Monday, October 1, 2012

There's No Place Like Home!

"Brethren, I do not count myself to have apprehended; but one thing I do, forgetting those things which are behind and reaching forward to those things are ahead, I press forward the goal for the prize of the upward call of God in Christ Jesus."--Philippians 3:13-14

 I have some issues regarding the common translation of this verse.  I know what it says, to not focus on what is behind and reach forward.  But, too often, I fear that Christians take it too literally in that trying to 'forget what is behind', they hinder their own personal healing and growth that the Lord offers them.

A few years back, I was led back to my home-town, for the purpose I thought, was to attend graduate school, but in the end that only got me 12,000 dollars in debt! In my heart of hearts, I resented the fact that I had to leave Ashland, of which had not only been my place of residence, but had come to be, and always had been, my true home on this 'swiftly-turning planet'.  But looking back (no pun intended), I see now that my purpose in moving back to the place where I was reared was to cut out all that is within me from my past that was hindering me from moving forward in my walk with God.  In a word, looking backwards helped me to let go, reach forward, and press on to the "upward call".  Without that time of introspection and realization of my anger, unresolved pain, bitterness, and abuse from family, friends, even the church (something I still deal with today, "Jesus never said everyone was lovable, right?

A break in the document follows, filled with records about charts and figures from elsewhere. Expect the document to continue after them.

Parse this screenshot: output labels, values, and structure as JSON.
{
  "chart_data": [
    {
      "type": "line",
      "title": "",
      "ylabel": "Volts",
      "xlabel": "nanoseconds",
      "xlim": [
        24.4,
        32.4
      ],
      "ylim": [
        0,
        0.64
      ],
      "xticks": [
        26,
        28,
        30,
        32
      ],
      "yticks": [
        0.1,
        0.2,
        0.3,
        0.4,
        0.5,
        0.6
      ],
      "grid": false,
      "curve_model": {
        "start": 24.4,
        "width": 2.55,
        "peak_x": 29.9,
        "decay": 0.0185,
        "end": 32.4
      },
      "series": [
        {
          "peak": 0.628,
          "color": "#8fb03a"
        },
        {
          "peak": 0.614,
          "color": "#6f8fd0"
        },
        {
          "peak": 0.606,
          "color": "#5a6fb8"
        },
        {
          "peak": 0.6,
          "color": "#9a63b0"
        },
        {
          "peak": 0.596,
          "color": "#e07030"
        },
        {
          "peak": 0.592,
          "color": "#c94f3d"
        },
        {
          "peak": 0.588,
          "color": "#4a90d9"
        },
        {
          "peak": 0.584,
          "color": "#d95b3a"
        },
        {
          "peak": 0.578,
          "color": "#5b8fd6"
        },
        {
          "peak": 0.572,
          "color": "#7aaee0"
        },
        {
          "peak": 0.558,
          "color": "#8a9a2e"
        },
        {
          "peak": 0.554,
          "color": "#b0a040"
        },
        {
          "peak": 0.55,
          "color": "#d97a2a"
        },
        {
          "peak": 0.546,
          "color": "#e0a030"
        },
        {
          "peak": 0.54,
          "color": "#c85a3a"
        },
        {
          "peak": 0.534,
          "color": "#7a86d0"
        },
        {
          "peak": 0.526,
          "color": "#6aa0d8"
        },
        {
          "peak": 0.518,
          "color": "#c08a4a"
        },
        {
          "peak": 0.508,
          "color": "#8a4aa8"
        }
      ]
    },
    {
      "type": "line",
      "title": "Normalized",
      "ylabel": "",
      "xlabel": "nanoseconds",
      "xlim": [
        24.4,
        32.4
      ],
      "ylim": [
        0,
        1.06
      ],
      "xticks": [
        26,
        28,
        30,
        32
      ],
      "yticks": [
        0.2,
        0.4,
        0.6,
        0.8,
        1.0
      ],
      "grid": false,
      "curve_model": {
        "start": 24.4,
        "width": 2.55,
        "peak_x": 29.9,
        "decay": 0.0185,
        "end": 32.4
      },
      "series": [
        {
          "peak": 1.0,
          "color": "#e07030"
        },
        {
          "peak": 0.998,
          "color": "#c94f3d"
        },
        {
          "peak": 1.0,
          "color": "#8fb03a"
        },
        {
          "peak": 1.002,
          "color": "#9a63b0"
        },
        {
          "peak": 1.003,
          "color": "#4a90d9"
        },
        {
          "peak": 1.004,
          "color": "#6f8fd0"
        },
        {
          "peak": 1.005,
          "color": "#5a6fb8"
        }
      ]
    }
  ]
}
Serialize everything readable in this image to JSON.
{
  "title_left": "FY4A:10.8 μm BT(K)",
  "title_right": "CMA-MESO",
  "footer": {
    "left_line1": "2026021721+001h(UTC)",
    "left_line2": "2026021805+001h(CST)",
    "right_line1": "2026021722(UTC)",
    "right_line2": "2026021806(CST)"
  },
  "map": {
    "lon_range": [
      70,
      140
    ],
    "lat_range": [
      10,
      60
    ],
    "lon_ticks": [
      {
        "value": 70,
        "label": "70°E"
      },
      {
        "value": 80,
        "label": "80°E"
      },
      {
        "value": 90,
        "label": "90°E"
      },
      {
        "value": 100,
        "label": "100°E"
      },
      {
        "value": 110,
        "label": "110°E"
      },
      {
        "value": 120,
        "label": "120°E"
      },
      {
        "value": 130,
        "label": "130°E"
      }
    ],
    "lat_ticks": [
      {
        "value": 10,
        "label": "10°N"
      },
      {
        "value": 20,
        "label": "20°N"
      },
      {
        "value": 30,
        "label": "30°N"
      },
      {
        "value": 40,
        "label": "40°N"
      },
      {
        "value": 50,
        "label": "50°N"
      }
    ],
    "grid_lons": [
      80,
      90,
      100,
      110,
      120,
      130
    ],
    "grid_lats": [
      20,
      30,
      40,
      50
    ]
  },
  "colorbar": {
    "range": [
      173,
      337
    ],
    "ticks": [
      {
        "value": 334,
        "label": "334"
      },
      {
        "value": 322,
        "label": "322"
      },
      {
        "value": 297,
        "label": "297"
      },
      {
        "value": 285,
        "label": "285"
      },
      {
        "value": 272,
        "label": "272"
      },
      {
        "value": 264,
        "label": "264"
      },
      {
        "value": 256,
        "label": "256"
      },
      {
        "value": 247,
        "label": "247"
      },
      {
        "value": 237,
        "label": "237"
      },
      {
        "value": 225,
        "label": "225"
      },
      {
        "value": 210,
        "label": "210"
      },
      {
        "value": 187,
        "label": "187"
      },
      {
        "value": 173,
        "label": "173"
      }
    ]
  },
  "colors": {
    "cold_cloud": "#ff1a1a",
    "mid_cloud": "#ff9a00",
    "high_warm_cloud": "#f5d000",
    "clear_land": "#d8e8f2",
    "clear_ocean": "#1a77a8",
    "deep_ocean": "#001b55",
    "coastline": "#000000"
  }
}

That's why he made the church!"), I would not have found the amazing freedom of true healing and the pathway to not only receiving forgiveness for myself but for those who hurt me in the past, present, and even the future.  By looking back, as well, into the ways I have wronged others, I am free to forgive those that hurt me by recognizing how I have done damage myself.  So, I urge you, my Christian brother and sister, if you have been told by the leadership of the church or even other parishners, to forget what is behind, not to obey this until you have made peace with yourself and allowed God to 'work out' the pain that needs to be released.  Only in that, in my experience, will you be able to move forward to your glorious calling and a true freedom.

I resent, as well, the popular thought around the church that "feelings are  evil".  In truth, I had a friend outside the church, a nonbeliever of  sorts,  who always has expressed the need for me to "feel my feelings" and that has been the truth path-way to abiding deeper and more closely with the Lord.  In my own thought process, feelings are just feelings, they are not bad or good, but merely feelings."  Feelings do not necessarily have any significance of a notion of evil or sin, they just are.  I have found when I start to feel a feeling, if I acknowledge to myself and allow myself to 'experience that emotion' (not necessarily by expressing it outwardly), it passes away and I am able to continue forward.  Later on, I am able to examine why the emotion was felt and truly let that be healed.

Well, during my struggles back in the childhood stomping grounds, I often longed to be once-again in my true 'home-town' of Ashland, Oregon.  I cannot explain to those who are not called to this place just why and how I feel this to be my place, and even if I travel or live elsewhere, I know that this is always where my heart resides.  And truly, home is where the heart dwells!  But, I know this was where I was supposed to be, at some point, I was meant to return.  I would often find myself fleeing the confines of the California residence and escaping to a kind of 'spiritual retreat' to Ashland.  All my friends that reside here, who truly know the magic of the town, knew that I would one day move back.  I felt this too, but I know now that I could not return until God had accomplished in me what he needed to internally in that place.  But, as I say with my favorite movie herione, Dorothy Gale, "There is no place like home" or rather, "There is no place like Ashland!"

I hope my readers will themselves go back into their past, deal with it, acknowledge their hurts and how they have hurts others, and then truly move on.  You may not have to physically go back to a place, but there may be 'a place that resides within' that you need to travel to, and become truly free.

So, at that time, I pray you can say the words I have longed to express to my Ashland friends (about my time in California and all that entitled):

"Truly, this was a real live place, and I remember some of it wasn't very nice at all, but most of it was beautiful--But, all I kept saying was, I want to go home! I want to go to Ashland--And they sent me home!"

And also, the lesson Dorothy learned, I have learned in that:

"If I ever go looking for my heart's desire again, I won't look any further than my own backyard, because it isn't there, I never really lost it to begin with."

Truly, friends, there is no place like....Ashland, Oregon!